SUTENT® (Sunitinib) is a MultiKinase Inhibitor (MKI) which simultaneously targets the tumor cell wall, vascular endothelial cell wall as well as the pericyte/fibroblast/vascular/ smooth vessel cell wall and is capable of specifically binding to tyrosine kinases, inhibiting the earlier signaling events and thereby inhibits phosphorylation of VEGF receptor, PDGF receptor, FLT-3 and c-KIT. SUTENT® is indicated for the treatment of advanced renal cell carcinoma and in a multi-center, randomized study, demonstrated superior Progression Free Survival and Objective Response Rate, when compared with Interferon Alfa, in patients with treatment-naïve Renal Cell Carcinoma. The authors in this study examined the efficacy and safety of SUTENT® in patients with locally advanced RCC, at high risk for tumor recurrence, following nephrectomy.

Sunitinib as Adjuvant Treatment for Patients at High Risk of Recurrence of Renal Cell Carcinoma Following Nephrectomy (S-TRAC) is a randomized, double blind, phase III trial in which 615 patients with locoregional, high risk, clear cell Renal Cell Carcinoma were randomly assigned to receive SUTENT® (N=309) or placebo (N=306). Treatment consisted of either SUTENT® 50 mg PO daily or placebo, on a 4-weeks-on, 2-weeks-off schedule, for 1 year or until disease recurrence or unacceptable toxicity. Eligible patients had tumor Stage III or higher, regional lymph node metastasis, or both and were required to have absence of macroscopic residual or metastatic disease after nephrectomy, as confirmed by a CT scan. The primary end point was Disease Free Survival and secondary end points included Overall Survival, and Safety.

It was noted that the median duration of Disease Free Survival was 6.8 years in the SUTENT® group and 5.6 years in the placebo group (HR=0.76; P=0.03). Overall Survival data were not mature at the time of this analysis. Grade 3 or 4 adverse events were more frequent in the SUTENT® group compared to the placebo group and dose reductions, dose interruptions and discontinuations were more frequent in the SUTENT® group as well. The most commonly reported adverse events were skin toxicity (palmar-plantar erythrodysesthesia), hypertension, and fatigue, with declines in quality of life while on active therapy. In a previously published adjuvant trial (ASSURE trial), there was no improvement in Disease Free Survival in patients receiving Sunitinib or Sorafenib as compared with placebo. This has been attributed to the ASSURE trial including many patients with early (Stage 1) tumors as well as those with non-clear cell histology. Additionally, the dosing schedule in the ASSURE trial was lower than this present study.

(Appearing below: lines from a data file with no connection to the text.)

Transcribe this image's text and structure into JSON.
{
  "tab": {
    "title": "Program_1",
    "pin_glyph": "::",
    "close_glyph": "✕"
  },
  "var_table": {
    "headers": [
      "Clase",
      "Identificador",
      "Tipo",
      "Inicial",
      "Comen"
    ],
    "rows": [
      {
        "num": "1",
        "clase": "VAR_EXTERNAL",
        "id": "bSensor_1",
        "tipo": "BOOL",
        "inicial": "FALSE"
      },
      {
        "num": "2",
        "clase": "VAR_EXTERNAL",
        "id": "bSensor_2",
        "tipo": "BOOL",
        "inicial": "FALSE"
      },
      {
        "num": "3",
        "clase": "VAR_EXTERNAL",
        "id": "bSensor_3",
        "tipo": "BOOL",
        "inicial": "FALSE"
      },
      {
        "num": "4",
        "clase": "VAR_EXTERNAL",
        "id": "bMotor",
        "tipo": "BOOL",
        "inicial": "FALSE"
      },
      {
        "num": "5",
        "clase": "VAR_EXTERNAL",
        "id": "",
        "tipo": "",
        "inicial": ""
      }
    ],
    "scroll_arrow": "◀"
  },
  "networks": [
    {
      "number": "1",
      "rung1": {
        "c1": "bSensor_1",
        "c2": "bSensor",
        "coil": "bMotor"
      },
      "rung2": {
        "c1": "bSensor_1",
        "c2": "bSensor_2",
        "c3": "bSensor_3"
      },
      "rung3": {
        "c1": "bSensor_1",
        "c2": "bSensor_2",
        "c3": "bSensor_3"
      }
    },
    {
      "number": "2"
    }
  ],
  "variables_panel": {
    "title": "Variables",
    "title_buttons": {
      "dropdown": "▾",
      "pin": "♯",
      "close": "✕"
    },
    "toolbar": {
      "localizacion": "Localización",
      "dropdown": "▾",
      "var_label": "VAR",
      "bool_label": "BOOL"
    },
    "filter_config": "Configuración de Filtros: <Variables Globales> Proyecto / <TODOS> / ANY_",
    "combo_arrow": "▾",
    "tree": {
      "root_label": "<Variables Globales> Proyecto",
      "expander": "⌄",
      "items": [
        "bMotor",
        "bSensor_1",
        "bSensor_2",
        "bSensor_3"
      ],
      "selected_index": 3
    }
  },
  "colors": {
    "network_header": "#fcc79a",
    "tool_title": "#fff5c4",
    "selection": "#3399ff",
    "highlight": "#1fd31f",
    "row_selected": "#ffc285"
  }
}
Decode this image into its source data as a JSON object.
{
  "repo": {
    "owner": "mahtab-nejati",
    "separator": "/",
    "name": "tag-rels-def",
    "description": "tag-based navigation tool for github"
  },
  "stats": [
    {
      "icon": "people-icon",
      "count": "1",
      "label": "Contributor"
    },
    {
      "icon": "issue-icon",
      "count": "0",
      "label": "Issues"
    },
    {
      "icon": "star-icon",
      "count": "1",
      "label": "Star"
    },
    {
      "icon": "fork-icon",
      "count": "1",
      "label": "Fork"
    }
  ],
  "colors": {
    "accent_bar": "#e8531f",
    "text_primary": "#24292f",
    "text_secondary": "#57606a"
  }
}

It was concluded that adjuvant treatment with SUTENT® following nephrectomy in patients with high risk disease, results in significantly improved Disease Free Survival but this benefit may be associated with higher rate of toxicities during treatment. Adjuvant Sunitinib in High-Risk Renal-Cell Carcinoma after Nephrectomy. Ravaud A, Motzer RJ, Pandha HS, et al. for the S-TRAC Investigators. October 10, 2016DOI: 10.1056/NEJMoa1611406

OPDIVO® (Nivolumab)

The FDA on September 13, 2016 modified the dosage regimen for OPDIVO®, which is currently approved for Renal Cell Carcinoma, metastatic Melanoma, and Non Small Cell Lung Cancer. The currently approved recommended dosage regimens were modified to 240 mg intravenously (IV) every two weeks. OPDIVO® is marketed by Bristol-Myers Squibb company.